With constant interest in understanding angiogenesis and recent advances in antiangiogenic therapies for oncologic patients came the need for imaging this complex process in vivo. Targeting angiogenic regulators has been already performed on animal models with promising results for future clinical trials.
One trial evaluated the feasibility of CLE for real-time molecular imaging of EGFR expression, an already established therapeutic target for colorectal cancer[14]. EGFR is overexpressed in many tumors, playing a central role in proliferation, angiogenesis, invasion, and metastasis[35,36]. In this trial it was possible to visualize and differentiate EGFR expression patterns in human xenograft tumors in mice with a handheld CLE probe after injection of fluorescently labeled antibodies. Additionally, topical application of fluorescently labeled antibodies provided adequate contrast, enabling distinction of neoplastic from non-neoplastic human colorectal tissue samples based on their EGFR expression[14]. The same team specifically targeted VEGF for imaging its expression in murine tumors, human xenografts and human tissue samples of colorectal cancer[15]. VEGF has been intensely studied in basic and clinical research and is already a therapeutic target in metastatic colorectal cancer[5]. CLE images showed a VEGF-specific signal which correlated well with immunohistochemistry. These studies provide evidence that “immunoendoscopy” is feasible, and results from basic research could be technically translated into clinical practice. In vivo molecular imaging could enable selection of patients who would benefit from targeted therapies and could monitor the response to treatment.

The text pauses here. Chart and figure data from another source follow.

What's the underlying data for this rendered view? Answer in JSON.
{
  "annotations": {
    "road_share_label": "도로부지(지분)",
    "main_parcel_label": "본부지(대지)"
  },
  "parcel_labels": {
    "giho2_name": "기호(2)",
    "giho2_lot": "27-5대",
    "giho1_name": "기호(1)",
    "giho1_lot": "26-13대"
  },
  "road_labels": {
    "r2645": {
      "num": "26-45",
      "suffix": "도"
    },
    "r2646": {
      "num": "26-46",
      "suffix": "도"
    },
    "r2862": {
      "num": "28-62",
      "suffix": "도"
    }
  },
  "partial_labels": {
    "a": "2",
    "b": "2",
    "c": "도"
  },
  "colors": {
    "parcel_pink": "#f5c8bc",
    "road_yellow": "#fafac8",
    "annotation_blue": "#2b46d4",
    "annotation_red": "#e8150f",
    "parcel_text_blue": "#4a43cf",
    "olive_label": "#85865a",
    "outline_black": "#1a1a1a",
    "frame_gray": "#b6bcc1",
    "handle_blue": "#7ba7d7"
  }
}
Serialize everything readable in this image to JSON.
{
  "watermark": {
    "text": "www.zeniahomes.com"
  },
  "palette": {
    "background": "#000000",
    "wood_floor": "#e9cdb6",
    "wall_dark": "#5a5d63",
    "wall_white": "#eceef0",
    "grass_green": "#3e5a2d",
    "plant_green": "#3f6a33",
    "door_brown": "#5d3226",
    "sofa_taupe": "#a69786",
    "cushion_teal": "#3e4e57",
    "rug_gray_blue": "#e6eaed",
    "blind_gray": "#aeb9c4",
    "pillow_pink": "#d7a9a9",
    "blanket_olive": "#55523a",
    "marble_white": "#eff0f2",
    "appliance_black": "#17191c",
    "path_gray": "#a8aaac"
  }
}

Chick embryo chorioallantoic membrane (CAM) is a very convenient experimental model for studying angiogenesis of grafted tumors[37]. The feasibility of gastric and colonic biopsy implantation, both normal and neoplastic, on the chick CAM for the study of angiogenesis was recently demonstrated[38]. Fragments of human gastric and colonic mucosa were obtained through endoscopic biopsy, immersed in saline and implanted within 60 min on the chick CAM. Next, the implanted tissue fragments were examined using the confocal laser microscope after previous intravascular administration of 10% fluorescein. Confocal microscopic examination managed to identify both the initial vascularization (Figure 5A) and the newly formed vessels of the grafted tissue (Figure 5B), including intravascular blood flow, representing a starting point for future immunoendoscopy studies in humans, with great therapeutic implications for angiogenic inhibitors.
Figure 5 Confocal laser microscopy of the chick embryo chorioallantoic membrane.
A: Chick normal chorioallantoic membrane with visualization of large vessels (arrowheads), medium vessels (arrows) and circulating nucleated erythrocytes; B: Fragment of viable human colon cancer tissue (arrows) implanted on chick embryo chorioallantoic membrane.
In conclusion, CLE has led GI endoscopy into a new era. CLE is certainly no longer considered just another endoscopic technique, but a crucial and revolutionary imaging method for real-time assessment of changes in the vascularization pattern of GI structures. Furthermore, in vivo molecular imaging, combining CLE with targeted staining, will have a significant impact on both basic research and clinical practice.